In its early days, Blu-ray and HD DVD fought for the legacy of the DVD, one of the most successful consumer electronics products ever launched. Indeed, this year, the Blu-ray Disc format made substantial inroads against the DVD juggernaut that hindered its progress, even after its victory over HD DVD.

According to NPD’s Household Penetration Study, 81 percent of U.S. homes had a DVD player in 2010, down from 87 percent in 2009.

Blu-ray is also a stronger format thanks to its competitive origins. Answering the mandated connectivity of its rival, HD DVD, the Blu-ray Disc Association developed BD-Live. It was originally conceived as a way to bring online extras to the disc-playing experience, but manufacturers have leaped on it to make Blu-ray the first affordable media technology beyond video games to bring the promise of Internet connectivity to the living room.
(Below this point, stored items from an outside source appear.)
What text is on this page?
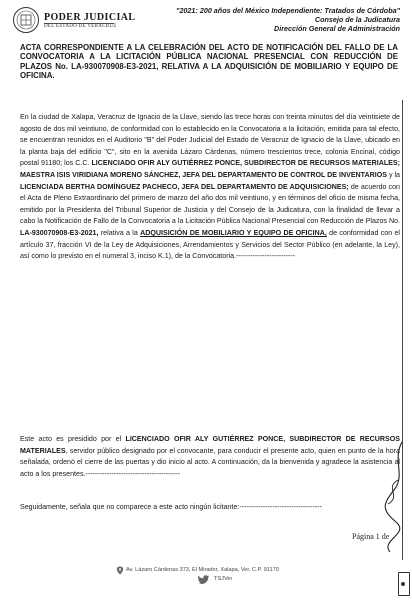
PODER JUDICIAL
DEL ESTADO DE VERACRUZ
"2021: 200 años del México Independiente: Tratados de Córdoba"
Consejo de la Judicatura
Dirección General de Administración
ACTA CORRESPONDIENTE A LA CELEBRACIÓN DEL ACTO DE NOTIFICACIÓN DEL FALLO DE LA CONVOCATORIA A LA LICITACIÓN PÚBLICA NACIONAL PRESENCIAL CON REDUCCIÓN DE PLAZOS No. LA-930070908-E3-2021, RELATIVA A LA ADQUISICIÓN DE MOBILIARIO Y EQUIPO DE OFICINA.
En la ciudad de Xalapa, Veracruz de Ignacio de la Llave, siendo las trece horas con treinta minutos del día veintisiete de agosto de dos mil veintiuno, de conformidad con lo establecido en la Convocatoria a la licitación, emitida para tal efecto, se encuentran reunidos en el Auditorio "B" del Poder Judicial del Estado de Veracruz de Ignacio de la Llave, ubicado en la planta baja del edificio "C", sito en la avenida Lázaro Cárdenas, número trescientos trece, colonia Encinal, código postal 91180; los C.C. LICENCIADO OFIR ALY GUTIÉRREZ PONCE, SUBDIRECTOR DE RECURSOS MATERIALES; MAESTRA ISIS VIRIDIANA MORENO SÁNCHEZ, JEFA DEL DEPARTAMENTO DE CONTROL DE INVENTARIOS y la LICENCIADA BERTHA DOMÍNGUEZ PACHECO, JEFA DEL DEPARTAMENTO DE ADQUISICIONES; de acuerdo con el Acta de Pleno Extraordinario del primero de marzo del año dos mil veintiuno, y en términos del oficio de misma fecha, emitido por la Presidenta del Tribunal Superior de Justicia y del Consejo de la Judicatura, con la finalidad de llevar a cabo la Notificación de Fallo de la Convocatoria a la Licitación Pública Nacional Presencial con Reducción de Plazos No. LA-930070908-E3-2021, relativa a la ADQUISICIÓN DE MOBILIARIO Y EQUIPO DE OFICINA, de conformidad con el artículo 37, fracción VI de la Ley de Adquisiciones, Arrendamientos y Servicios del Sector Público (en adelante, la Ley), así como lo previsto en el numeral 3, inciso K.1), de la Convocatoria.-------------------------
Este acto es presidido por el LICENCIADO OFIR ALY GUTIÉRREZ PONCE, SUBDIRECTOR DE RECURSOS MATERIALES, servidor público designado por el convocante, para conducir el presente acto, quien en punto de la hora señalada, ordenó el cierre de las puertas y dio inicio al acto. A continuación, da la bienvenida y agradece la asistencia al acto a los presentes.----------------------------------------
Seguidamente, señala que no comparece a este acto ningún licitante:-----------------------------------
Página 1 de
Av. Lázaro Cárdenas 373, El Mirador, Xalapa, Ver. C.P. 91170
TSJVer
Many Blu-ray players now support on-demand content services from companies such as Pandora Media, Slacker, Vudu, Amazon.com, Netflix, and several based on the RoxioNow platform. They are now being joined by Hulu Plus, the subscription-based follow-on to the popular Web aggregator of TV (and a smattering of movie content) from Walt Disney, Twentieth Century Fox Film, NBC Universal, and others.
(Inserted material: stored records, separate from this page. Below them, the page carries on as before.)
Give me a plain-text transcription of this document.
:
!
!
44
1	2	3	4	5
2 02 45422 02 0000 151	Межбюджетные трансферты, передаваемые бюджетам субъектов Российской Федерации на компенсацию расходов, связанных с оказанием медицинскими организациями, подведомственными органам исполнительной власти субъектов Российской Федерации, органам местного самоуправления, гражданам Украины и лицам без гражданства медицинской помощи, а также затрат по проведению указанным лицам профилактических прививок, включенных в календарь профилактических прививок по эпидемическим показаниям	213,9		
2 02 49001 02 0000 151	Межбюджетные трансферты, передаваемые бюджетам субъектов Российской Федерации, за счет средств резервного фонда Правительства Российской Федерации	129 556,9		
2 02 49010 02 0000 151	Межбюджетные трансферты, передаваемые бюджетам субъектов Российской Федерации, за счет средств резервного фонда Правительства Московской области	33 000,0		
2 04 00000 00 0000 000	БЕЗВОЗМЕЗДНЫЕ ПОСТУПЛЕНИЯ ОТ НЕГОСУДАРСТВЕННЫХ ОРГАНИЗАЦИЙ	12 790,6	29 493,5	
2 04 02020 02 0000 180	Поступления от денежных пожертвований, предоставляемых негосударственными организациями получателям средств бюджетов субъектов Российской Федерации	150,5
Furthermore, Blu-ray has been at the forefront in literally taking home entertainment to a new dimension with the advent of 3D-capable players and content. Blu-ray players and software are among the 3D-capable product categories that garner the highest consumer awareness, according to NPD’s 3D 360 Monitor.

Stumbling blocks

However, as Blu-ray heads toward the mainstream, it has also inherited a less fortunate legacy from the DVD–challenges in getting a recordable format off the ground in the United States. One of the major stumbling blocks in the development of recordable DVD technology was a trio of major formats that stymied adoption, particularly at the critical time when more of the market was getting exposed to DVRs. Drive manufacturers ultimately supported all formats, but most of them found their homes in the drive bays of PCs.

There is no such format war for recordable Blu-ray, but DVRs–combined with digital copy protection issues around HDMI–pose major challenges to the prospect of Blu-ray recorders springing up below U.S. televisions. Moreover, with a focus on thinner, less expensive notebooks, Blu-ray drives have achieved limited penetration in the PC market. While Apple joined the Blu-ray Disc Association during its battle with HD DVD, an iMac with a Blu-ray drive is not among the billion configuration options it touts with the recently launched revisions to its all-in-one desktop, and the company has portrayed its optical-disc-free MacBook Air as presaging the future of notebooks.

Blu-ray will likely continue to show less of a convergence bias, in the sense that made DVD associated with the term “digital versatile disc”; today that convergence is happening online, not on physical media. Blu-ray players will continue to bring access to Web-based video services to the television, while competition from those same kinds of on-demand video services influence decisions to keep it out of most PCs, until the price drops to levels that don’t pose much incremental expense from DVD recorders.